It is generally accepted that people have a moral right to self-defense. That is, if someone is unjustly attacked or threatened, then it is morally acceptable for her to act in her own self-protection. While there are moral limits on the actions a person may take, violence is generally considered morally acceptable in the right condition.
This right to self-defense does seem to provide a philosophical foundation for the right to the means of self-defense. After all, as Hobbes argued, a right without the means to exercise that right is effectively no right at all. Not surprisingly, I consider the right to own weapons to be grounded on the right of self-defense. However, my concern here is not with the right of self-defense. Rather, I will focus on the question of whether or not there is an obligation of self-defense.
The right to self-defense (if there is such a right) gives a person the liberty to protect herself. If it is only a liberty, then the person has the right to not act in self-defense and thus be a perfect victim. A person might, of course, elect to do so for practical reasons (perhaps to avoid a worse harm) or for moral reasons (perhaps from a commitment to pacifism). However, if there is an obligation of self-defense, then failing to act on this obligation would seem to be a moral failing. The obvious challenge is to show that there is such an obligation.
On the face of it, it would seem that self-defense is merely a liberty. However, some consideration of the matter will suggest that this is not so obvious. In the Leviathan, Hobbes presents what he takes to be the Law of Nature (lex naturalis): “a precept or general rule, found by reason, that forbids a man to do what is destructive of his life or takes away the means of preserving it and to omit that by which he thinks it may be best preserved.” Hobbes goes on to note that “right consists in liberty to do or to forbear” and “law determines and binds.” If Hobbes is correct, then people would seem to have both a right and an obligation to self-defense.
John Locke and Thomas Aquinas also contend that life is to be preserved and if they are right, then this would seem to impose an obligation of self-defense. Of course, this notion could be countered by contending that all it requires is for a person to seek protection from possible threats and doing so could involve relying on the protection of others (typically the state) rather than one’s self. However, there are at least three arguments against this.

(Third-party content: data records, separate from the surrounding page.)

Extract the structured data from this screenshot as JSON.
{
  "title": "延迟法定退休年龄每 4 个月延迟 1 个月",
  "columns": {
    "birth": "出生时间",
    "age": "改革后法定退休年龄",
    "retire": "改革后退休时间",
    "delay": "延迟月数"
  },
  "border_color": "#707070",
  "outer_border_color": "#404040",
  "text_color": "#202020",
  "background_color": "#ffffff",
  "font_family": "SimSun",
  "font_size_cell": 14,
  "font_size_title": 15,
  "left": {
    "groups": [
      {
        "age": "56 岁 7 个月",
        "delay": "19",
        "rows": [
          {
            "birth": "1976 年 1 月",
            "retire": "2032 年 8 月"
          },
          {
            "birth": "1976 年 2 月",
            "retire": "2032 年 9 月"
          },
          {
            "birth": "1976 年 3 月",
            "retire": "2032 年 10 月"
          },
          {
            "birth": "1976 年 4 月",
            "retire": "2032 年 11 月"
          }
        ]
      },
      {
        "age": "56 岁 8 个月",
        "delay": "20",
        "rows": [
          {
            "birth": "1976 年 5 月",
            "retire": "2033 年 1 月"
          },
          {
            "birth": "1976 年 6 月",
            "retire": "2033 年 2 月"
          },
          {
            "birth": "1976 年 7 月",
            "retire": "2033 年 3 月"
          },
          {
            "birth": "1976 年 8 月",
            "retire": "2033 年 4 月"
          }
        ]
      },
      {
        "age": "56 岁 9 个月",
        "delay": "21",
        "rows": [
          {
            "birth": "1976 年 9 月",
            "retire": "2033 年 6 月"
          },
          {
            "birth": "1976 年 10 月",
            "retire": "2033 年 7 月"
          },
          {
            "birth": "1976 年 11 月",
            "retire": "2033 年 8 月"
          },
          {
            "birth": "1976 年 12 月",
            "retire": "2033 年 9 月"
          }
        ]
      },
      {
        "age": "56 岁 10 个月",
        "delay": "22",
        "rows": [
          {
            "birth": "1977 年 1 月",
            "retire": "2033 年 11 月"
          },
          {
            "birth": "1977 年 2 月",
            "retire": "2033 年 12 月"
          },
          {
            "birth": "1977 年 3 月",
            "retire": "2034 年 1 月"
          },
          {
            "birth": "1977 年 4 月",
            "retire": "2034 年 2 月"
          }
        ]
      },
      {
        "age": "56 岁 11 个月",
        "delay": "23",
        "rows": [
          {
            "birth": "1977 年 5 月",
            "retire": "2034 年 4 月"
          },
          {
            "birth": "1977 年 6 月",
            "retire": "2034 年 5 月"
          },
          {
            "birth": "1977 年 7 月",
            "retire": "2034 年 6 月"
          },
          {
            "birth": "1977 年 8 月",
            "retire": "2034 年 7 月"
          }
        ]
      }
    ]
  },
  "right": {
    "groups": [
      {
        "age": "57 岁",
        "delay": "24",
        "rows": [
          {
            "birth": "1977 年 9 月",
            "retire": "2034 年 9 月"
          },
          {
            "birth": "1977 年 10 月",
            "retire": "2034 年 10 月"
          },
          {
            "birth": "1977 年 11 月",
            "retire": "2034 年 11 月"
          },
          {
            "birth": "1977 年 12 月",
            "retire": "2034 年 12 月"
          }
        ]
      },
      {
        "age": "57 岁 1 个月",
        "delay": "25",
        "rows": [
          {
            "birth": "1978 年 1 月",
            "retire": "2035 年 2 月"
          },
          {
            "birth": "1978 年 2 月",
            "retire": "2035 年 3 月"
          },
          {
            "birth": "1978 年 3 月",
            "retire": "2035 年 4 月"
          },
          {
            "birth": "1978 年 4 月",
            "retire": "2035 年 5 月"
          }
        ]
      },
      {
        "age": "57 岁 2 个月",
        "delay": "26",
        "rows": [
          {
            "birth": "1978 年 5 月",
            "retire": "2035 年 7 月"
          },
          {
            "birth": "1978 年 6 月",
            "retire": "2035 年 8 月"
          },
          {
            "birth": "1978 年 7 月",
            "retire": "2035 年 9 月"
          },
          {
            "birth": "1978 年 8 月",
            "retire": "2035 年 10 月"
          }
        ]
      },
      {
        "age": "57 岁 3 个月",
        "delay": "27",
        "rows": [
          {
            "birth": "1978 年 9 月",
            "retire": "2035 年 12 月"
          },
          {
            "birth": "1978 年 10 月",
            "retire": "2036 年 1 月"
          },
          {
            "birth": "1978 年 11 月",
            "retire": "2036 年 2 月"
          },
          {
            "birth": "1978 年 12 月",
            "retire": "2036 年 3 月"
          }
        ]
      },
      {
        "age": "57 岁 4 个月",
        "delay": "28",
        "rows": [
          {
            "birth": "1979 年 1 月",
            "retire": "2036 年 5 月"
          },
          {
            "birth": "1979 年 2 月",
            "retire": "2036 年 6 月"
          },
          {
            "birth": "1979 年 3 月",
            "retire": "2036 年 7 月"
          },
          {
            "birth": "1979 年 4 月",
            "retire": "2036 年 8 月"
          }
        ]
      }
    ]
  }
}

The first is a practical argument. While the modern Western state projects its coercive force and spying eyes into society, the state’s agents cannot (yet) observe all that occurs nor can they always be close at hand in times of danger. As such, relying solely on the state would seem to put a person at risk—after all, he would be helpless in the face of danger. If a person relies on other individuals, then unless she is guarded at all times, then she also faces the real risk of being a helpless victim. This would, at the very least, seem imprudent.
This argument can be used as the basis for a moral argument. If a person is morally obligated to preserve life (including his own) and the arms of others cannot be reliably depended on, then it would seem that she would have an obligation of self-defense.
The third argument is also a moral argument. One favorite joke of some folks who carry concealed weapons is to respond, when asked why they carry a gun, with the witty remark “because cops are too heavy.” While this is humor, it does point towards an important moral concern regarding relying on others.
A person who relies on the protection of others is expecting those people to risk being hurt or killed to protect her. In the case of those who are incapable of acting in effective self-defense, this can be a morally acceptable situation. After all, it is reasonable for infants and the badly injured to rely on the protection of others since they cannot act in their own defense. However, a person who could be competent in self-defense but declines to do so in favor of expecting others to die for her would seem to be a morally selfish person. As such, it would seem that people have an obligation of self-defense—at least if they wish to avoid being parasites.
An obvious counter is that people do rely on others for self-defense. After all, civilians wisely allow the police and military to handle armed threats whenever possible. Since the police and military are armed and trained for such tasks, it makes sense practically and morally to rely on them.
However, as noted in the first argument, a person will not always be under the watchful protection of others. Even if others are available to risk themselves, there is still the moral concern regarding of expecting others to take risks to protect one when one is not willing to do the same for himself. That seems to be cowardice and selfishness and thus morally reprehensible. This is not, of course, to say that accepting the protection of the police and military is always a moral failing—however, a person must be willing to accept the obligation of self-defense and not rely entirely on others.
This raises the matter of the extent to which a person is obligated to be competent at self-defense and when it would be acceptable to rely on others in this matter. It would, of course, be an unreasonable expectation to morally require that people train for hours each day in self-defense. However, it does seem reasonable to expect that people become at least competent at protecting themselves, thus being able to at least act on the obligation of self-preservation with some chance of success. This obligation of self-preservation would also seem to obligate people to maintain a degree of physical fitness and health, but that is a matter for another time.